The Arizona Diamondbacks didn’t waste much time Saturday displaying the resiliency that’s turned them into the most surprising World Series team of the century.
The Diamondbacks’ 9-1 win over the Texas Rangers on Saturday night evened the World Series at a game apiece and made them the first team to win Game 2 after losing Game 1 by surrendering a game-tying or go-ahead ninth-inning homer.
Paul Sewald joined a lonely club when he served up the game-tying two-run to Corey Seager in the ninth inning of the Rangers’ 6-5, 11-inning win on Friday. But the Diamondbacks minimized the fallout by pounding out 16 hits and piling on Texas for seven runs over the final three innings in Game 2.
The 1988 Oakland Athletics, who fell to the Los Angeles Dodgers when gimpy-legged Kirk Gibson hit one of the most famous two-run homers in history to give the hosts a 5-4 walk-off win, and the 2015 New York Mets, who lost to the Kansas City Royals 5-4 in 14 innings after Alex Gordon forced extras with a ninth-inning solo shot off Jeurys Familia, each dropped Game 2 on their way to losing the World Series in five games.
Hit a 9th-inning Game 1 World Series HR that tied a game or turned a loss into a win:
Kirk Gibson off Eck, 1988
Alex Gordon off Jeurys Familia, 2015
Corey Seager off Paul Sewald, just nowThat's a list right there.
— Jayson Stark (@jaysonst) October 28, 2023
The Rangers have thrived on the road this month, so the Diamondbacks could still suffer a similar five-game fate. But this feels like a series that will conclude in Texas this weekend — and tonight’s Game 3 feels like another opportunity for Arizona to exhibit its peskiness.
Here are three Diamondbacks-themed prop bets for tonight. All odds as of Monday afternoon from FanDuel.
Max Scherzer U4.5 strikeouts (-122)
Only 10 pitchers in history have struck out more batters in regular season action than Scherzer, whose 2,834 2/3 career innings are the second-fewest of anyone who has ever whiffed 3,000 batters.
But the 16th MLB season for the 39-year-old Scherzer has played out more like a game of Operation. The future Hall of Famer dealt with shoulder and neck injuries while pitching for the New York Mets and had a forearm scare before missing the final two-plus weeks of the regular season and the first two rounds of the playoffs with a teres major strain in his right shoulder.

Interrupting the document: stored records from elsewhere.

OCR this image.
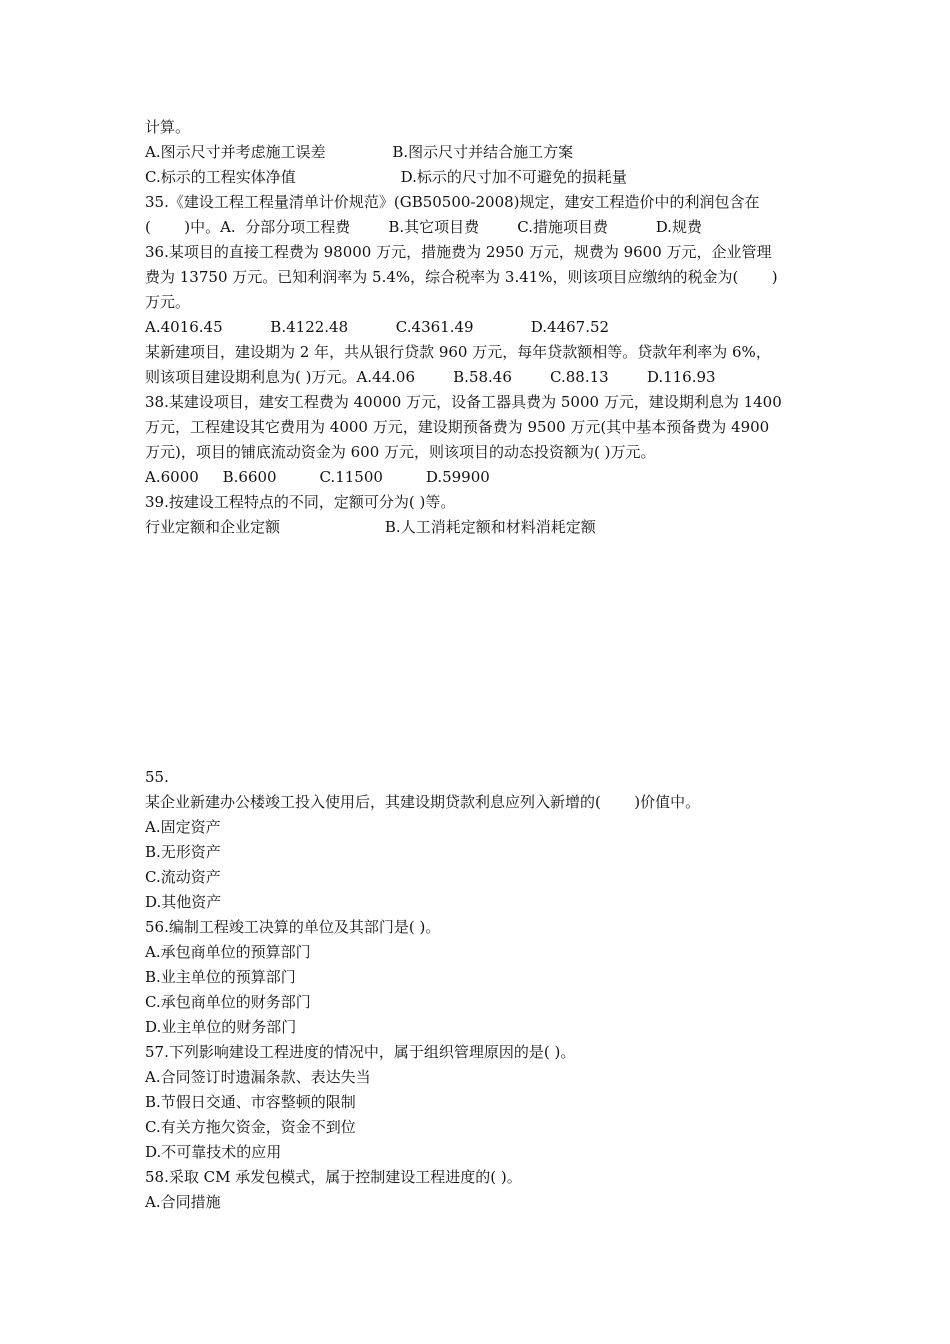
计算。
A.图示尺寸并考虑施工误差              B.图示尺寸并结合施工方案
C.标示的工程实体净值                      D.标示的尺寸加不可避免的损耗量
35.《建设工程工程量清单计价规范》(GB50500-2008)规定，建安工程造价中的利润包含在
(       )中。A.  分部分项工程费        B.其它项目费        C.措施项目费          D.规费
36.某项目的直接工程费为 98000 万元，措施费为 2950 万元，规费为 9600 万元，企业管理
费为 13750 万元。已知利润率为 5.4%，综合税率为 3.41%，则该项目应缴纳的税金为(       )
万元。
A.4016.45          B.4122.48          C.4361.49            D.4467.52
某新建项目，建设期为 2 年，共从银行贷款 960 万元，每年贷款额相等。贷款年利率为 6%，
则该项目建设期利息为( )万元。A.44.06        B.58.46        C.88.13        D.116.93
38.某建设项目，建安工程费为 40000 万元，设备工器具费为 5000 万元，建设期利息为 1400
万元，工程建设其它费用为 4000 万元，建设期预备费为 9500 万元(其中基本预备费为 4900
万元)，项目的铺底流动资金为 600 万元，则该项目的动态投资额为( )万元。
A.6000     B.6600         C.11500         D.59900
39.按建设工程特点的不同，定额可分为( )等。
行业定额和企业定额                      B.人工消耗定额和材料消耗定额
55.
某企业新建办公楼竣工投入使用后，其建设期贷款利息应列入新增的(       )价值中。
A.固定资产
B.无形资产
C.流动资产
D.其他资产
56.编制工程竣工决算的单位及其部门是( )。
A.承包商单位的预算部门
B.业主单位的预算部门
C.承包商单位的财务部门
D.业主单位的财务部门
57.下列影响建设工程进度的情况中，属于组织管理原因的是( )。
A.合同签订时遗漏条款、表达失当
B.节假日交通、市容整顿的限制
C.有关方拖欠资金，资金不到位
D.不可靠技术的应用
58.采取 CM 承发包模式，属于控制建设工程进度的( )。
A.合同措施
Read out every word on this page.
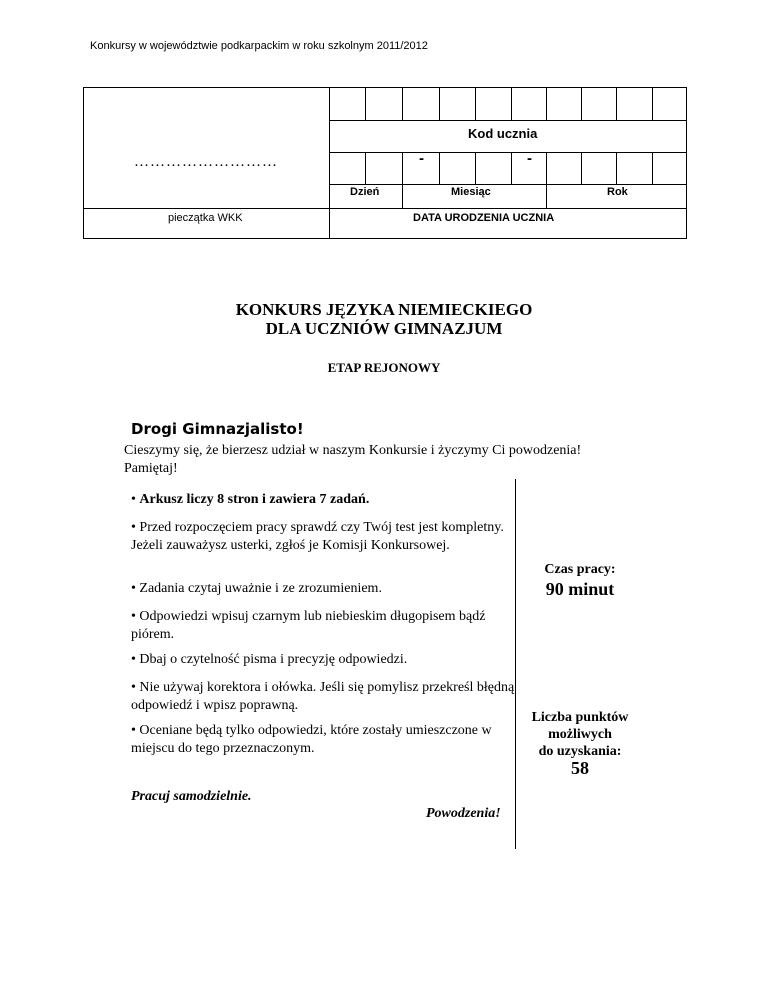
Konkursy w województwie podkarpackim w roku szkolnym 2011/2012
………………………
Kod ucznia
-	-
Dzień	Miesiąc	Rok
pieczątka WKK	DATA URODZENIA UCZNIA
KONKURS JĘZYKA NIEMIECKIEGO
DLA UCZNIÓW GIMNAZJUM
ETAP REJONOWY
Drogi Gimnazjalisto!
Cieszymy się, że bierzesz udział w naszym Konkursie i życzymy Ci powodzenia!
Pamiętaj!
• Arkusz liczy 8 stron i zawiera 7 zadań.
• Przed rozpoczęciem pracy sprawdź czy Twój test jest kompletny. Jeżeli zauważysz usterki, zgłoś je Komisji Konkursowej.
• Zadania czytaj uważnie i ze zrozumieniem.
• Odpowiedzi wpisuj czarnym lub niebieskim długopisem bądź piórem.
• Dbaj o czytelność pisma i precyzję odpowiedzi.
• Nie używaj korektora i ołówka. Jeśli się pomylisz przekreśl błędną odpowiedź i wpisz poprawną.
• Oceniane będą tylko odpowiedzi, które zostały umieszczone w miejscu do tego przeznaczonym.
Pracuj samodzielnie.
Powodzenia!
Czas pracy:
90 minut
Liczba punktów
możliwych
do uzyskania:
58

He also said he pitched through a cut on his right thumb after pitching 2 2/3 innings in Game 7 of the AL Championship Series.
Almost as importantly for our purposes here, Scherzer has not been a strikeout machine in his recent postseason outings. He has recorded four or fewer strikeouts in both of his starts this month and in five of his last seven postseason starts dating back to Game 7 of the 2019 World Series.
Even a diminished and vulnerable Scherzer is still dangerous. He struck out at least six batters in 13 of his final 16 regular season outings with the Mets and Rangers. So none of us should be surprised if he authors a throwback performance on the big stage.
But with the Rangers’ bullpen as close to fully rested as it will get at this time of season — the only reliever to record more than two outs in Saturday’s lopsided loss was mop-up man Martin Perez, who hadn’t pitched since Oct. 19 — manager Bruce Bochy will surely pull Scherzer at the first sign of trouble and begin the mixing-and-matching process. Scherzer exiting with fewer than five whiffs feels like a reasonably safe bet.